Uma noite como aquela não seria passível de outro tipo de desfecho. Ela nem mesmo saberia lidar com outro tipo de desfecho. O que faria? Um aperto de mão resolveria a situação e encerraria a história?

E sua cabeça está doendo tanto que não consegue sequer pensar muito. As lembranças da noite passada são apenas flashes multicoloridos e turbulentos, em ondas que vêm e a deixam tonta e enjoada.

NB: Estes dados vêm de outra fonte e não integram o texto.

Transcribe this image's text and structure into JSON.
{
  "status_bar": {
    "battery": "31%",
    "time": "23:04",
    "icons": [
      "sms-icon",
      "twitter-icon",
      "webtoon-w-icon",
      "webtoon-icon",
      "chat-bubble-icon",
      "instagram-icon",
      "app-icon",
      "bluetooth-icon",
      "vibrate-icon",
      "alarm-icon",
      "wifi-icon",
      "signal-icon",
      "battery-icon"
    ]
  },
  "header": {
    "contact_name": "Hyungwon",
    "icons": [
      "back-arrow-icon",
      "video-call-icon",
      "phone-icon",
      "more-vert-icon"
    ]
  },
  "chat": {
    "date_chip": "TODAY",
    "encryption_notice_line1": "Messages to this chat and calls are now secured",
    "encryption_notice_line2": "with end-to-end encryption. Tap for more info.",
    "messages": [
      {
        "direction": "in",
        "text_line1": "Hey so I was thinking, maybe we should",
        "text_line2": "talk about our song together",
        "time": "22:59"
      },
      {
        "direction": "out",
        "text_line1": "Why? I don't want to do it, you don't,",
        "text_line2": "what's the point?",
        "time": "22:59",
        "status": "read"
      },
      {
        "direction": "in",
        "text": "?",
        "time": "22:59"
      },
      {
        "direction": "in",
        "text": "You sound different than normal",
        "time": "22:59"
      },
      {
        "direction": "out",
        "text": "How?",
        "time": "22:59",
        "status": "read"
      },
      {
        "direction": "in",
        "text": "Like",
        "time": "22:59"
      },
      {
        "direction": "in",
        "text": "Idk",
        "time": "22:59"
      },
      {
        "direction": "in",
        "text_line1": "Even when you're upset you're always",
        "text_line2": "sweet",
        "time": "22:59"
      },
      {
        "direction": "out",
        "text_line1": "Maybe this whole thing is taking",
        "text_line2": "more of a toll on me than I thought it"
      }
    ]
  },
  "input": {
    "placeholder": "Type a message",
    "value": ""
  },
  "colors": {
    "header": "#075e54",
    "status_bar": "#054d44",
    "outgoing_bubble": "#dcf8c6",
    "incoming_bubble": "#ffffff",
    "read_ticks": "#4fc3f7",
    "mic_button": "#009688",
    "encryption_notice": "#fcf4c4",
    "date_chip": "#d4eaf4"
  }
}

Tina escova os dentes com as coisas do hotel, e toma banho na água quente porque, apesar de precisar despertar, não é o que ela quer. Não está nem pronta para acordar.

Depois que sai do banho, enrolada em um roupão que certamente cobrira inúmeros corpos antes do seu, ela se joga de volta na cama, apenas esticando a mão para olhar o horário na tela do celular.

Quase duas da tarde.

Tem tantas chamadas perdidas de sua mãe que nem parece um número real. Talvez, a qualquer instante, a polícia esteja atrás dela.

Talvez.

Mas eles podem ir mais tarde. Agora ela só quer dormir.